Difference Between G-Tube And J-Tube In Tabular Form

BASIS OF COMPARISON G-TUBE J-TUBE
Insertion The G-tube is inserted in the stomach by making a small cut in the abdomen.   J tube is inserted in the middle part of the small intestine.  
Main Use The main use of the G-tube is to provide the body with the required medications and food as well as to release the stomach gases.   The main use of the J-tube is to supply the body with essential nutrients and medications.  
Supply Of Nutrients The G tube makes the supply of nutrients faster because of the large area of the stomach.   The J tube takes a lot of time to supply nutrients. It can take up to 24 hours for the nutrients to reach the body.  
Suitability The G-tube is suitable for patients who have difficulty in swallowing because of stroke, esophageal atresia or tracheoesophageal fistula.   The J-tube is suitable for patients who are suffering from chronic vomiting, low stomach motility or high risk for aspiration.  
Method Of Insertion The G-tube can be placed through an endoscope, laparoscope or by an open abdomen surgery.   The J-tube is placed either endoscopically, laparoscopically , through the gastric bypass procedure or Roux-en-Y.    

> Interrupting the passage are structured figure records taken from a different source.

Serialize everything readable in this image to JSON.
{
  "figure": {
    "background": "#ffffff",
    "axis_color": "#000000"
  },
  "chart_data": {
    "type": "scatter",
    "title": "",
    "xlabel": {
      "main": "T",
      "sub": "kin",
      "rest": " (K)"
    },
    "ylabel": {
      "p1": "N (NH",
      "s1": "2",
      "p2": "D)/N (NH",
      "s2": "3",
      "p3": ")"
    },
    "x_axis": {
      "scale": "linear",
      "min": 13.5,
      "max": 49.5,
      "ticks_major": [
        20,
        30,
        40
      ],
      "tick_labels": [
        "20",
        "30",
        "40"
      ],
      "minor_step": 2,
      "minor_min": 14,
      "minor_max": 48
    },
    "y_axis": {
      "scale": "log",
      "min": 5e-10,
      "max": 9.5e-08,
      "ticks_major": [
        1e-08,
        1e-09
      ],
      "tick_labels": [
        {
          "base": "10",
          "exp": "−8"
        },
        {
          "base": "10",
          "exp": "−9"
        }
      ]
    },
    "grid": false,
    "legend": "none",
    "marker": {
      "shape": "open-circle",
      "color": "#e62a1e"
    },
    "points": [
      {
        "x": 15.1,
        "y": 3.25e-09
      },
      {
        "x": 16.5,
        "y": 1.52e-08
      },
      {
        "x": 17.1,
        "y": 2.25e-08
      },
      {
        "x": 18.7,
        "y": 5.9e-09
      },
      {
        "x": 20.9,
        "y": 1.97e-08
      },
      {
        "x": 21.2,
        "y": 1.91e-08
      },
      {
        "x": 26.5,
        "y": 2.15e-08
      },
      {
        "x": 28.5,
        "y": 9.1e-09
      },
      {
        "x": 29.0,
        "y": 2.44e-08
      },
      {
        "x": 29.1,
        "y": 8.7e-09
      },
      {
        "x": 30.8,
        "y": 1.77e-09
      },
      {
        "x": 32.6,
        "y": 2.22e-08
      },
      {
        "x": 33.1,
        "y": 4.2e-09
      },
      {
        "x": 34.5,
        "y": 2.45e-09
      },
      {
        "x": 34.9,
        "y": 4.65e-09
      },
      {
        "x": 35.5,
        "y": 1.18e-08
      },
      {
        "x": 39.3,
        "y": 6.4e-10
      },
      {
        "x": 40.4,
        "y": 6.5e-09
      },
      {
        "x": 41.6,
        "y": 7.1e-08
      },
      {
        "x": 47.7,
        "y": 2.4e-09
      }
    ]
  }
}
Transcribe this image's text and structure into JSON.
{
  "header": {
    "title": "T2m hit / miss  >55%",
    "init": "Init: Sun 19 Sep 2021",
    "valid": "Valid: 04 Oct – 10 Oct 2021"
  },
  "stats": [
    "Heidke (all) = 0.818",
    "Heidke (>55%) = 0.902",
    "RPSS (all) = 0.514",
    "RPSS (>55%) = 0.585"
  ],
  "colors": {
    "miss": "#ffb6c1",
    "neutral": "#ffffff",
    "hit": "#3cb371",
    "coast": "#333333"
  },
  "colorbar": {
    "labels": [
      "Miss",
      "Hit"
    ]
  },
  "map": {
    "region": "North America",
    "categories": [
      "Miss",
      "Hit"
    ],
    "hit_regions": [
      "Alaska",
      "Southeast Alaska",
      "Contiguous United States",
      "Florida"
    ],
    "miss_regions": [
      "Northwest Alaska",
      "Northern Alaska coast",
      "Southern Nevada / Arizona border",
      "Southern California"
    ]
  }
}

Change At Home The G-tubes are easy to change and can be changed at home.   J-tubes are somehow technical to insert and therefore cannot be changed at home.  
Feeding Operation Feeding is faster because the stomach has an expandable area and fundus (upper curved part of the stomach).   It requires slow continuous feeding with a pump.  
Side-Effects After insertion of G-tube, a complication of the presence of a G-tube can be the formation of granulation tissue, which can be irritating, painful and bleed easily.   After insertion, of the J tube, problems such as irritation and granulation tissue may be expected.